Von Erika Martens

Fast täglich laufen sie jetzt über den Ticker der Nachrichtenagenturen: die Meldungen über die neue Arbeitszeit in den Betrieben der Metallindustrie. Meist sind es Siegesmeldungen der Gewerkschaft, die sich mit jeder Vereinbarung einen Schritt näher an ihrem Ziel sieht – die 38,5-Stunden-Woche für alle Beschäftigten.

Weit zurückhaltender ist dagegen die Öffentlichkeitsarbeit der Arbeitgeber. Dieter Kirchner, Hauptgeschäftsführer von Gesamtmetall, verriet der ZEIT kürzlich sogar, daß sein Verband auf eine Bilanz völlig verzichten wolle.

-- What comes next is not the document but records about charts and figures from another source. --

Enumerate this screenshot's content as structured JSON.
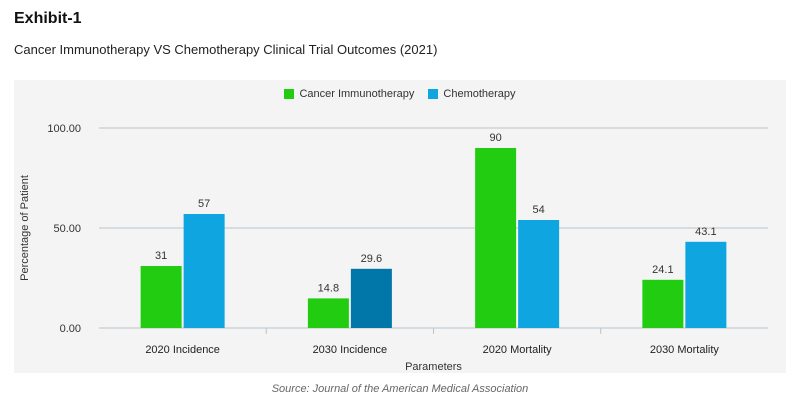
{
  "header": {
    "exhibit": "Exhibit-1",
    "subtitle": "Cancer Immunotherapy VS Chemotherapy Clinical Trial Outcomes (2021)"
  },
  "source": "Source: Journal of the American Medical Association",
  "colors": {
    "immuno": "#22cc11",
    "chemo": "#0ea5e0",
    "chemo_highlight": "#0077a8",
    "grid": "#b8c4cc"
  },
  "chart_data": {
    "type": "bar",
    "categories": [
      "2020 Incidence",
      "2030 Incidence",
      "2020 Mortality",
      "2030 Mortality"
    ],
    "series": [
      {
        "name": "Cancer Immunotherapy",
        "values": [
          31,
          14.8,
          90,
          24.1
        ],
        "labels": [
          "31",
          "14.8",
          "90",
          "24.1"
        ]
      },
      {
        "name": "Chemotherapy",
        "values": [
          57,
          29.6,
          54,
          43.1
        ],
        "labels": [
          "57",
          "29.6",
          "54",
          "43.1"
        ]
      }
    ],
    "xlabel": "Parameters",
    "ylabel": "Percentage of Patient",
    "ylim": [
      0,
      100
    ],
    "yticks": [
      0,
      50,
      100
    ],
    "ytick_labels": [
      "0.00",
      "50.00",
      "100.00"
    ],
    "legend_position": "top-center",
    "grid": true
  }
}
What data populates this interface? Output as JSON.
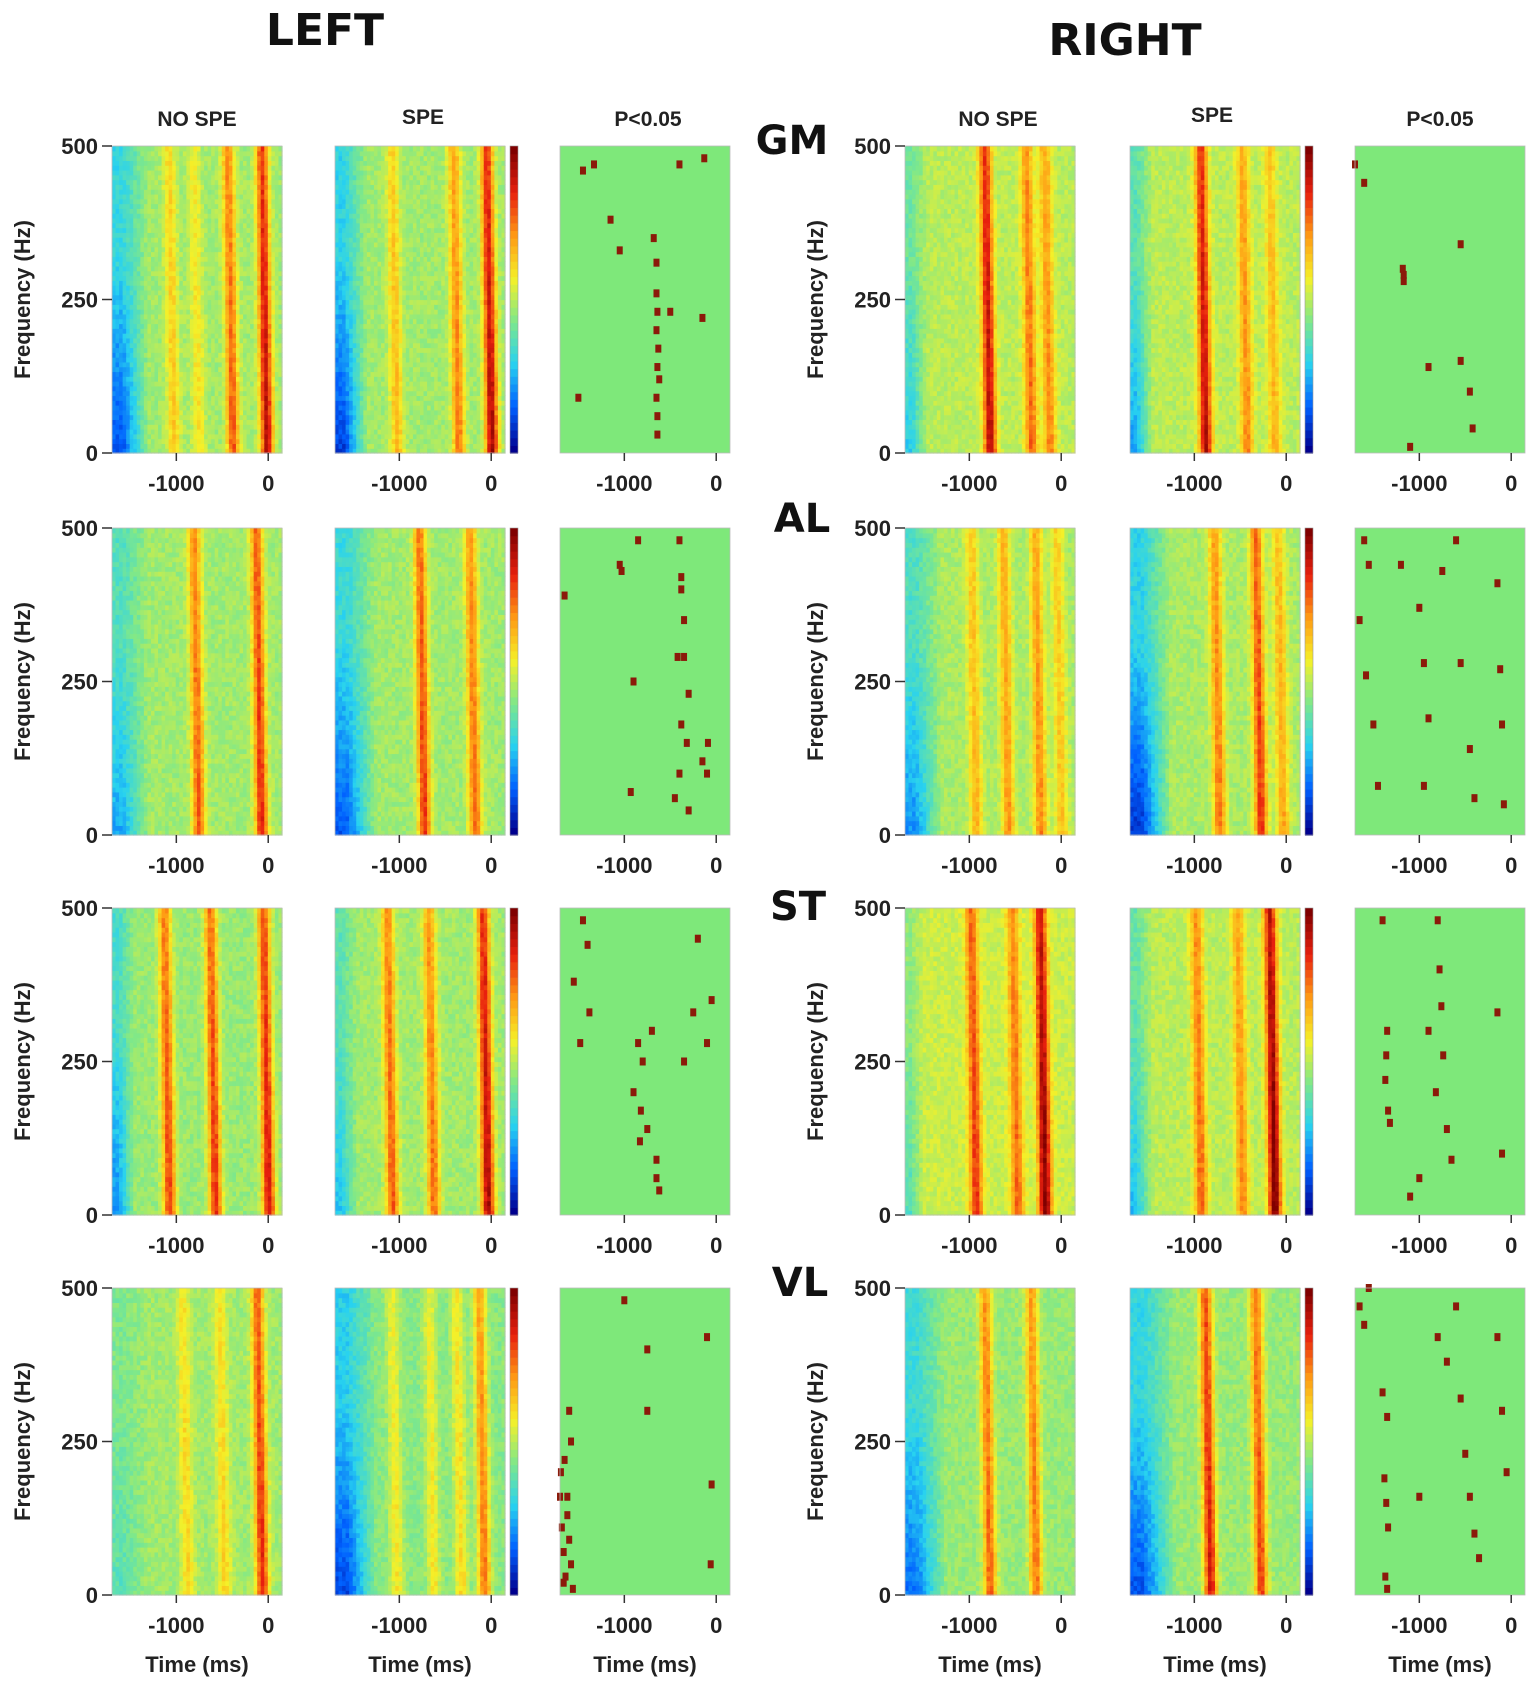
{
  "figure": {
    "side_titles": [
      "LEFT",
      "RIGHT"
    ],
    "column_titles": [
      "NO SPE",
      "SPE",
      "P<0.05"
    ],
    "muscles": [
      "GM",
      "AL",
      "ST",
      "VL"
    ],
    "colors": {
      "background": "#ffffff",
      "significance_background": "#7ee87a",
      "significance_marker": "#8b1a0a",
      "colormap": [
        "#00008f",
        "#0060ff",
        "#28d2f0",
        "#7fe88a",
        "#f5f028",
        "#ff9a14",
        "#e8200e",
        "#800000"
      ]
    }
  },
  "chart_data": {
    "type": "heatmap",
    "layout": "4 muscle rows x 2 sides x 3 columns",
    "xlabel": "Time (ms)",
    "ylabel": "Frequency (Hz)",
    "xlim": [
      -1700,
      150
    ],
    "ylim": [
      0,
      500
    ],
    "xticks": [
      -1000,
      0
    ],
    "yticks": [
      0,
      250,
      500
    ],
    "xtick_labels": [
      "-1000",
      "0"
    ],
    "ytick_labels": [
      "0",
      "250",
      "500"
    ],
    "panels": [
      {
        "side": "LEFT",
        "muscle": "GM",
        "condition": "NO SPE",
        "base": 0.47,
        "low_freq_dip": {
          "start": -1700,
          "end": -1300,
          "depth": 0.35
        },
        "bands": [
          {
            "t": -1050,
            "amp": 0.16
          },
          {
            "t": -780,
            "amp": 0.12
          },
          {
            "t": -410,
            "amp": 0.3
          },
          {
            "t": -40,
            "amp": 0.42
          }
        ]
      },
      {
        "side": "LEFT",
        "muscle": "GM",
        "condition": "SPE",
        "base": 0.47,
        "low_freq_dip": {
          "start": -1700,
          "end": -1350,
          "depth": 0.38
        },
        "bands": [
          {
            "t": -1050,
            "amp": 0.18
          },
          {
            "t": -380,
            "amp": 0.26
          },
          {
            "t": -20,
            "amp": 0.44
          }
        ]
      },
      {
        "side": "LEFT",
        "muscle": "GM",
        "condition": "P<0.05"
      },
      {
        "side": "RIGHT",
        "muscle": "GM",
        "condition": "NO SPE",
        "base": 0.5,
        "low_freq_dip": {
          "start": -1700,
          "end": -1450,
          "depth": 0.22
        },
        "bands": [
          {
            "t": -800,
            "amp": 0.4
          },
          {
            "t": -350,
            "amp": 0.26
          },
          {
            "t": -150,
            "amp": 0.22
          }
        ]
      },
      {
        "side": "RIGHT",
        "muscle": "GM",
        "condition": "SPE",
        "base": 0.5,
        "low_freq_dip": {
          "start": -1700,
          "end": -1450,
          "depth": 0.28
        },
        "bands": [
          {
            "t": -900,
            "amp": 0.4
          },
          {
            "t": -450,
            "amp": 0.22
          },
          {
            "t": -150,
            "amp": 0.16
          }
        ]
      },
      {
        "side": "RIGHT",
        "muscle": "GM",
        "condition": "P<0.05"
      },
      {
        "side": "LEFT",
        "muscle": "AL",
        "condition": "NO SPE",
        "base": 0.47,
        "low_freq_dip": {
          "start": -1700,
          "end": -1300,
          "depth": 0.24
        },
        "bands": [
          {
            "t": -780,
            "amp": 0.3
          },
          {
            "t": -100,
            "amp": 0.36
          }
        ]
      },
      {
        "side": "LEFT",
        "muscle": "AL",
        "condition": "SPE",
        "base": 0.47,
        "low_freq_dip": {
          "start": -1700,
          "end": -1250,
          "depth": 0.34
        },
        "bands": [
          {
            "t": -750,
            "amp": 0.34
          },
          {
            "t": -200,
            "amp": 0.28
          }
        ]
      },
      {
        "side": "LEFT",
        "muscle": "AL",
        "condition": "P<0.05"
      },
      {
        "side": "RIGHT",
        "muscle": "AL",
        "condition": "NO SPE",
        "base": 0.48,
        "low_freq_dip": {
          "start": -1700,
          "end": -1300,
          "depth": 0.28
        },
        "bands": [
          {
            "t": -950,
            "amp": 0.18
          },
          {
            "t": -600,
            "amp": 0.22
          },
          {
            "t": -250,
            "amp": 0.24
          },
          {
            "t": -20,
            "amp": 0.16
          }
        ]
      },
      {
        "side": "RIGHT",
        "muscle": "AL",
        "condition": "SPE",
        "base": 0.48,
        "low_freq_dip": {
          "start": -1700,
          "end": -1250,
          "depth": 0.4
        },
        "bands": [
          {
            "t": -750,
            "amp": 0.26
          },
          {
            "t": -300,
            "amp": 0.34
          },
          {
            "t": -60,
            "amp": 0.2
          }
        ]
      },
      {
        "side": "RIGHT",
        "muscle": "AL",
        "condition": "P<0.05"
      },
      {
        "side": "LEFT",
        "muscle": "ST",
        "condition": "NO SPE",
        "base": 0.46,
        "low_freq_dip": {
          "start": -1700,
          "end": -1450,
          "depth": 0.26
        },
        "bands": [
          {
            "t": -1100,
            "amp": 0.34
          },
          {
            "t": -600,
            "amp": 0.36
          },
          {
            "t": -20,
            "amp": 0.4
          }
        ]
      },
      {
        "side": "LEFT",
        "muscle": "ST",
        "condition": "SPE",
        "base": 0.47,
        "low_freq_dip": {
          "start": -1700,
          "end": -1450,
          "depth": 0.2
        },
        "bands": [
          {
            "t": -1100,
            "amp": 0.3
          },
          {
            "t": -650,
            "amp": 0.28
          },
          {
            "t": -60,
            "amp": 0.44
          }
        ]
      },
      {
        "side": "LEFT",
        "muscle": "ST",
        "condition": "P<0.05"
      },
      {
        "side": "RIGHT",
        "muscle": "ST",
        "condition": "NO SPE",
        "base": 0.52,
        "low_freq_dip": {
          "start": -1700,
          "end": -1500,
          "depth": 0.16
        },
        "bands": [
          {
            "t": -950,
            "amp": 0.3
          },
          {
            "t": -500,
            "amp": 0.24
          },
          {
            "t": -200,
            "amp": 0.44
          }
        ]
      },
      {
        "side": "RIGHT",
        "muscle": "ST",
        "condition": "SPE",
        "base": 0.5,
        "low_freq_dip": {
          "start": -1700,
          "end": -1450,
          "depth": 0.24
        },
        "bands": [
          {
            "t": -950,
            "amp": 0.26
          },
          {
            "t": -500,
            "amp": 0.22
          },
          {
            "t": -150,
            "amp": 0.48
          }
        ]
      },
      {
        "side": "RIGHT",
        "muscle": "ST",
        "condition": "P<0.05"
      },
      {
        "side": "LEFT",
        "muscle": "VL",
        "condition": "NO SPE",
        "base": 0.47,
        "low_freq_dip": {
          "start": -1700,
          "end": -1300,
          "depth": 0.1
        },
        "bands": [
          {
            "t": -900,
            "amp": 0.14
          },
          {
            "t": -500,
            "amp": 0.14
          },
          {
            "t": -90,
            "amp": 0.36
          }
        ]
      },
      {
        "side": "LEFT",
        "muscle": "VL",
        "condition": "SPE",
        "base": 0.44,
        "low_freq_dip": {
          "start": -1700,
          "end": -1250,
          "depth": 0.34
        },
        "bands": [
          {
            "t": -1050,
            "amp": 0.14
          },
          {
            "t": -650,
            "amp": 0.14
          },
          {
            "t": -350,
            "amp": 0.16
          },
          {
            "t": -100,
            "amp": 0.3
          }
        ]
      },
      {
        "side": "LEFT",
        "muscle": "VL",
        "condition": "P<0.05"
      },
      {
        "side": "RIGHT",
        "muscle": "VL",
        "condition": "NO SPE",
        "base": 0.46,
        "low_freq_dip": {
          "start": -1700,
          "end": -1250,
          "depth": 0.3
        },
        "bands": [
          {
            "t": -800,
            "amp": 0.3
          },
          {
            "t": -300,
            "amp": 0.28
          }
        ]
      },
      {
        "side": "RIGHT",
        "muscle": "VL",
        "condition": "SPE",
        "base": 0.46,
        "low_freq_dip": {
          "start": -1700,
          "end": -1200,
          "depth": 0.34
        },
        "bands": [
          {
            "t": -850,
            "amp": 0.4
          },
          {
            "t": -300,
            "amp": 0.34
          }
        ]
      },
      {
        "side": "RIGHT",
        "muscle": "VL",
        "condition": "P<0.05"
      }
    ],
    "significant_points": {
      "LEFT-GM": [
        [
          -1450,
          460
        ],
        [
          -1330,
          470
        ],
        [
          -1150,
          380
        ],
        [
          -1050,
          330
        ],
        [
          -680,
          350
        ],
        [
          -650,
          310
        ],
        [
          -650,
          260
        ],
        [
          -640,
          230
        ],
        [
          -650,
          200
        ],
        [
          -630,
          170
        ],
        [
          -640,
          140
        ],
        [
          -620,
          120
        ],
        [
          -650,
          90
        ],
        [
          -640,
          60
        ],
        [
          -640,
          30
        ],
        [
          -500,
          230
        ],
        [
          -400,
          470
        ],
        [
          -150,
          220
        ],
        [
          -130,
          480
        ],
        [
          -1500,
          90
        ]
      ],
      "LEFT-AL": [
        [
          -1650,
          390
        ],
        [
          -1050,
          440
        ],
        [
          -1030,
          430
        ],
        [
          -900,
          250
        ],
        [
          -930,
          70
        ],
        [
          -850,
          480
        ],
        [
          -400,
          480
        ],
        [
          -380,
          420
        ],
        [
          -380,
          400
        ],
        [
          -350,
          290
        ],
        [
          -420,
          290
        ],
        [
          -300,
          230
        ],
        [
          -380,
          180
        ],
        [
          -320,
          150
        ],
        [
          -400,
          100
        ],
        [
          -450,
          60
        ],
        [
          -300,
          40
        ],
        [
          -100,
          100
        ],
        [
          -90,
          150
        ],
        [
          -350,
          350
        ],
        [
          -150,
          120
        ]
      ],
      "LEFT-ST": [
        [
          -1450,
          480
        ],
        [
          -1400,
          440
        ],
        [
          -1550,
          380
        ],
        [
          -1380,
          330
        ],
        [
          -1480,
          280
        ],
        [
          -850,
          280
        ],
        [
          -800,
          250
        ],
        [
          -900,
          200
        ],
        [
          -820,
          170
        ],
        [
          -750,
          140
        ],
        [
          -830,
          120
        ],
        [
          -700,
          300
        ],
        [
          -650,
          90
        ],
        [
          -620,
          40
        ],
        [
          -650,
          60
        ],
        [
          -250,
          330
        ],
        [
          -350,
          250
        ],
        [
          -100,
          280
        ],
        [
          -50,
          350
        ],
        [
          -200,
          450
        ]
      ],
      "LEFT-VL": [
        [
          -1700,
          160
        ],
        [
          -1680,
          110
        ],
        [
          -1660,
          70
        ],
        [
          -1640,
          30
        ],
        [
          -1620,
          130
        ],
        [
          -1600,
          90
        ],
        [
          -1580,
          50
        ],
        [
          -1560,
          10
        ],
        [
          -1690,
          200
        ],
        [
          -1650,
          220
        ],
        [
          -1600,
          300
        ],
        [
          -1580,
          250
        ],
        [
          -1620,
          160
        ],
        [
          -1660,
          20
        ],
        [
          -1000,
          480
        ],
        [
          -750,
          400
        ],
        [
          -750,
          300
        ],
        [
          -100,
          420
        ],
        [
          -50,
          180
        ],
        [
          -60,
          50
        ]
      ],
      "RIGHT-GM": [
        [
          -1700,
          470
        ],
        [
          -1600,
          440
        ],
        [
          -1180,
          300
        ],
        [
          -1170,
          290
        ],
        [
          -1170,
          280
        ],
        [
          -900,
          140
        ],
        [
          -550,
          340
        ],
        [
          -550,
          150
        ],
        [
          -450,
          100
        ],
        [
          -420,
          40
        ],
        [
          -1100,
          10
        ]
      ],
      "RIGHT-AL": [
        [
          -1600,
          480
        ],
        [
          -1550,
          440
        ],
        [
          -1650,
          350
        ],
        [
          -1580,
          260
        ],
        [
          -1500,
          180
        ],
        [
          -1450,
          80
        ],
        [
          -1200,
          440
        ],
        [
          -1000,
          370
        ],
        [
          -950,
          280
        ],
        [
          -900,
          190
        ],
        [
          -950,
          80
        ],
        [
          -750,
          430
        ],
        [
          -600,
          480
        ],
        [
          -550,
          280
        ],
        [
          -450,
          140
        ],
        [
          -400,
          60
        ],
        [
          -150,
          410
        ],
        [
          -120,
          270
        ],
        [
          -100,
          180
        ],
        [
          -80,
          50
        ]
      ],
      "RIGHT-ST": [
        [
          -1400,
          480
        ],
        [
          -1350,
          300
        ],
        [
          -1360,
          260
        ],
        [
          -1370,
          220
        ],
        [
          -1340,
          170
        ],
        [
          -1320,
          150
        ],
        [
          -800,
          480
        ],
        [
          -780,
          400
        ],
        [
          -760,
          340
        ],
        [
          -740,
          260
        ],
        [
          -820,
          200
        ],
        [
          -700,
          140
        ],
        [
          -650,
          90
        ],
        [
          -900,
          300
        ],
        [
          -1000,
          60
        ],
        [
          -1100,
          30
        ],
        [
          -150,
          330
        ],
        [
          -100,
          100
        ]
      ],
      "RIGHT-VL": [
        [
          -1650,
          470
        ],
        [
          -1600,
          440
        ],
        [
          -1550,
          500
        ],
        [
          -1400,
          330
        ],
        [
          -1350,
          290
        ],
        [
          -1380,
          190
        ],
        [
          -1360,
          150
        ],
        [
          -1340,
          110
        ],
        [
          -1370,
          30
        ],
        [
          -1350,
          10
        ],
        [
          -800,
          420
        ],
        [
          -700,
          380
        ],
        [
          -600,
          470
        ],
        [
          -550,
          320
        ],
        [
          -500,
          230
        ],
        [
          -450,
          160
        ],
        [
          -400,
          100
        ],
        [
          -350,
          60
        ],
        [
          -150,
          420
        ],
        [
          -100,
          300
        ],
        [
          -50,
          200
        ],
        [
          -1000,
          160
        ]
      ]
    }
  }
}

Selbst zum 1. April, dem Stichtag für die Umsetzung des hart umkämpften Kompromisses vom Sommer letzten Jahres, will Kirchner keine Zahlen vorlegen.

Solche Zurückhaltung ist sonst nicht eben die hervorstechende Eigenschaft des Arbeitgeberfunktionärs. Da liegt der Schluß nahe, daß die Bilanz den Arbeitgebern nicht gerade zum Ruhme gereichen würde, denn ihr Konzept zur Flexibilisierung der Arbeitszeit scheint auch vielen Personalchefs nicht einzuleuchten. Ein Schluß, der durch die – unwidersprochenen – Zahlen der IG Metall gestützt wird.

Nach der jüngsten gewerkschaftlichen Statistik haben bisher 158 Betriebe mit insgesamt rund 121 000 Beschäftigten Vereinbarungen über die generelle 38,5-Stunden-Woche beschlossen. Weit höher sind die Zahlen, rechnet man die Betriebe mit dazu, die für den größten Teil ihrer Beschäftigten die 38,5-Stunden-Woche einführen wollen, bestimmte Gruppen jedoch darüber und darunter ansiedeln.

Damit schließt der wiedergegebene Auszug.